HONG KONG (AFX-ASIA) - Swire Pacific shares were lower in mid morning trade on profit taking in line with the broader market, with its newly announced joint retail-office property project in Guangzhou failing to lend support to its share price, dealers said. They said the deal signals that Swire Pacific is preparing to join other Hong Kong property developers in exploring the China property market which is believed to have greater growth potential than Hong Kong. At 11:27 am, Swire Pacific was down 0.70 hkd or 1.52 pct at 45.20 on trade of 1.16 mln shares, while the Hang Seng Index was down 123.85 points at 13,715.25 on turnover of 3.26 bln hkd. Eric Yuen, research manager with Dao Heng Securities, said Swire Pacific's decline came on profit taking with the broader market lower on a weaker Wall Street overnight. "The Guangzhou joint deal failed to help the stock offset the selling.
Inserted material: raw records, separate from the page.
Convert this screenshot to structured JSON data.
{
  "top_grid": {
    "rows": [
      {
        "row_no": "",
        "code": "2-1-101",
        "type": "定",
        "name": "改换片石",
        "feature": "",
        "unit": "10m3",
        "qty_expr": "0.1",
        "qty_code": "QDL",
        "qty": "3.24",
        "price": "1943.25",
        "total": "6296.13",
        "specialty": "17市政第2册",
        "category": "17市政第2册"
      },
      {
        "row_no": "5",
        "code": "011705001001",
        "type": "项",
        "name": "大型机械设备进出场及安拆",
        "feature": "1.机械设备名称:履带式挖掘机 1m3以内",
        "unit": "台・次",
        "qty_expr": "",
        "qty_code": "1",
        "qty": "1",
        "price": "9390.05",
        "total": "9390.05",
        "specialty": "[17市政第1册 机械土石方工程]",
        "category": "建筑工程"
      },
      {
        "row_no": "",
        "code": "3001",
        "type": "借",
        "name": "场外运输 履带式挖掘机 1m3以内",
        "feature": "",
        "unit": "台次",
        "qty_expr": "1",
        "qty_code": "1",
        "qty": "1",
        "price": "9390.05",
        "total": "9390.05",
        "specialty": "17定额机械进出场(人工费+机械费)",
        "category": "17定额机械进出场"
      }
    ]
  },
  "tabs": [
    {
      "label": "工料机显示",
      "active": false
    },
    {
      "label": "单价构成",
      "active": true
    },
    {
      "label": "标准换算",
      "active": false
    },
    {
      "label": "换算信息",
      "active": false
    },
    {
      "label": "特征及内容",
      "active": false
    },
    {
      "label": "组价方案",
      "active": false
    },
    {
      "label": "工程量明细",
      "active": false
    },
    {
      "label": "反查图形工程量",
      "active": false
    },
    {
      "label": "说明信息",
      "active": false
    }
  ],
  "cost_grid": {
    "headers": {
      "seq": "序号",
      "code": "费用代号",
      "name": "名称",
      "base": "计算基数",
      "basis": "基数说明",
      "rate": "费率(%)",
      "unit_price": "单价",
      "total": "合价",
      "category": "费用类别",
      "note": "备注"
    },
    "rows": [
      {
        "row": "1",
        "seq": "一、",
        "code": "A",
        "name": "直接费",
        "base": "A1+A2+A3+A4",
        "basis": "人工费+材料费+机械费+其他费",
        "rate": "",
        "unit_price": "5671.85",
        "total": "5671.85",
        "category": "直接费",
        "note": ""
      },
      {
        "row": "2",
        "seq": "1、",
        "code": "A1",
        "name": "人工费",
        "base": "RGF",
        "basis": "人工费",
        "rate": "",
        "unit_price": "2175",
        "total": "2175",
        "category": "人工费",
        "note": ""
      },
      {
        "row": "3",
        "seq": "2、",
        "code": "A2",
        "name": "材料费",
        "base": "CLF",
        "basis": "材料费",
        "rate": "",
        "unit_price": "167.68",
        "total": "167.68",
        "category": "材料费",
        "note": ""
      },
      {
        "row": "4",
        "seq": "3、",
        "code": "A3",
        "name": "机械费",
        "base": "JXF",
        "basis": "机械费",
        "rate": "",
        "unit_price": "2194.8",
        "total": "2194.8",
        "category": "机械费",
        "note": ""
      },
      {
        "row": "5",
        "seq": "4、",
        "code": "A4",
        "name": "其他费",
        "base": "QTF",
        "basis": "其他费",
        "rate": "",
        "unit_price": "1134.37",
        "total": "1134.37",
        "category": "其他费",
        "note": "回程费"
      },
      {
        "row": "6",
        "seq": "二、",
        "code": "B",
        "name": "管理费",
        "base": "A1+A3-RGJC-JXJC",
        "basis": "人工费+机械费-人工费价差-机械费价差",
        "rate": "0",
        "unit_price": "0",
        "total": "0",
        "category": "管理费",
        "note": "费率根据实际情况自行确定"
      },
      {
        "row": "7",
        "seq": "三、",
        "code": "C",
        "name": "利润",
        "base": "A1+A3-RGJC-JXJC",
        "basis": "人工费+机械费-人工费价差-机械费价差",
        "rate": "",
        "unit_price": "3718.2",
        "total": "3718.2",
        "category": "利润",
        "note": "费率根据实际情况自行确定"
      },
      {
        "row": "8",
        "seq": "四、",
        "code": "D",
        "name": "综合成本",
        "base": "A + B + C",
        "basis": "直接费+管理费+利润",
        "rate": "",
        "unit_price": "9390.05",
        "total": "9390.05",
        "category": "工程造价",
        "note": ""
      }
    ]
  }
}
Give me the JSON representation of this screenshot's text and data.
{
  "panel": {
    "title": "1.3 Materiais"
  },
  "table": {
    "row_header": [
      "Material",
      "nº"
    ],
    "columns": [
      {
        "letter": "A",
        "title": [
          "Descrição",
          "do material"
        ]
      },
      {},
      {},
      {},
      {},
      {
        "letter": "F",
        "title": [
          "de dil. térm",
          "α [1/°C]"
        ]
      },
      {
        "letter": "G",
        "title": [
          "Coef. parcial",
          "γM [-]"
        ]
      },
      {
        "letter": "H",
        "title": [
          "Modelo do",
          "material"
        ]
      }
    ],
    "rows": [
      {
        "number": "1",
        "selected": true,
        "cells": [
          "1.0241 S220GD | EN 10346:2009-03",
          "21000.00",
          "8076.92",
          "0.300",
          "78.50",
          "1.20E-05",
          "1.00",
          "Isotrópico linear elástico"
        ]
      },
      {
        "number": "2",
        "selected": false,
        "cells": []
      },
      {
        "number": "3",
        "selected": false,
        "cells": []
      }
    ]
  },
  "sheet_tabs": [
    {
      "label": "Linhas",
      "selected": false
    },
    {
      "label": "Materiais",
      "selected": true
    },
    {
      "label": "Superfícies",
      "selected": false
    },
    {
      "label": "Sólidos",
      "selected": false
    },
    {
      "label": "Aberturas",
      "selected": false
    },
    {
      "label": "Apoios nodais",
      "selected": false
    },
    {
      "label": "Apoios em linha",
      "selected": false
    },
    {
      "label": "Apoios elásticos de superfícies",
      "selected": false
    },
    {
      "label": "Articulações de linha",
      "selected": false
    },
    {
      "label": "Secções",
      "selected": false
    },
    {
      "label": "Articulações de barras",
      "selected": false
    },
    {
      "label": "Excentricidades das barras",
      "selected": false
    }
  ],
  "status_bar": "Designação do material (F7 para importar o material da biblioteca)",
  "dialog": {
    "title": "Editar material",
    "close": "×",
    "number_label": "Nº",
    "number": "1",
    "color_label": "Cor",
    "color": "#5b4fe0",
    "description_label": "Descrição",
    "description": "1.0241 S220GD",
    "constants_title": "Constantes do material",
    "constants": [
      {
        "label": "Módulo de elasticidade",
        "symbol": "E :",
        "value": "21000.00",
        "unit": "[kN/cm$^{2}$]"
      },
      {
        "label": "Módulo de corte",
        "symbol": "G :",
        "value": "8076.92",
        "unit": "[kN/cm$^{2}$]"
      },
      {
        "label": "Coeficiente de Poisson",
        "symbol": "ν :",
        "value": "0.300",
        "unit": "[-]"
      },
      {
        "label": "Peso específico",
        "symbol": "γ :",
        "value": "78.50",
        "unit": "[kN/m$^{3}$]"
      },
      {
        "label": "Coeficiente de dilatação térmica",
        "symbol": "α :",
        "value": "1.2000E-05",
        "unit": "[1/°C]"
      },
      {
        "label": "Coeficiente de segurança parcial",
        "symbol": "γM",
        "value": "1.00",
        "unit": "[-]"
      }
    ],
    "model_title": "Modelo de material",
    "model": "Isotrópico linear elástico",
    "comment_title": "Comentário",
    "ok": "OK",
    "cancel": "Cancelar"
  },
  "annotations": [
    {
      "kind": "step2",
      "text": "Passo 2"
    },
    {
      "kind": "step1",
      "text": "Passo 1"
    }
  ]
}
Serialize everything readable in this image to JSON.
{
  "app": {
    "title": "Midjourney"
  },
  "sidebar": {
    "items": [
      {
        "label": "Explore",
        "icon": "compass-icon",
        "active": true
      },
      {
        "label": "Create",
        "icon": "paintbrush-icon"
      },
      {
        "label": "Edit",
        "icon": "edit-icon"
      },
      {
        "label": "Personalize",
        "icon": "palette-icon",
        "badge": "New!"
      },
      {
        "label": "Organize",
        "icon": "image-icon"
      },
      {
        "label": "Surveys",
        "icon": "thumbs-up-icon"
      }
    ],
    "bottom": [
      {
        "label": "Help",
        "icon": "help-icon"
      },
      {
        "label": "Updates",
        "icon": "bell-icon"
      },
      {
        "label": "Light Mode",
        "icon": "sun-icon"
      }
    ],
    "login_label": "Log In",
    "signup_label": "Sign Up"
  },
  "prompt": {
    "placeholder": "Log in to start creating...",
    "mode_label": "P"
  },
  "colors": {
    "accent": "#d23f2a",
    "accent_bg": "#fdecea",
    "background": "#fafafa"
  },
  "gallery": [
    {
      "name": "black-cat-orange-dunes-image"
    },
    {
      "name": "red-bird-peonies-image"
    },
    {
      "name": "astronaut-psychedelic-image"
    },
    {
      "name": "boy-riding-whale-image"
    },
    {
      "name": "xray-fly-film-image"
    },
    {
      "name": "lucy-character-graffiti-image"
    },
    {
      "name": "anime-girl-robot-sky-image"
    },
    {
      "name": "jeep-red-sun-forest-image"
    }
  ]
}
But the deal has served as an indication that Swire Pacific has become more aggressive in the China property market," Yuen said. Swire Pacific will take a 55 pct stake in the Guangzhou joint deal, which is valued at 4 bln hkd, with partner Guangzhou Daily to hold the balance. While Yuen did not provide his estimate of the return from the Guangzhou deal, he said "the upside potential of property prices and rentals in major Chinese cities is higher than Hong Kong". Yuen said Swire is just one of the Hong Kong property developers who are paying increasing attention to the China market. Earlier this year, Kerry Properties and Shui On Construction and Materials announced investment projects in Shanghai. Other major developers, such as Cheung Kong, Sun Hung Kai Properties, Henderson Land and New World Development, have been active in China for years, he said. "I expect more property investment projects will be announced after China enters the World Trade Organisation," Yuen said.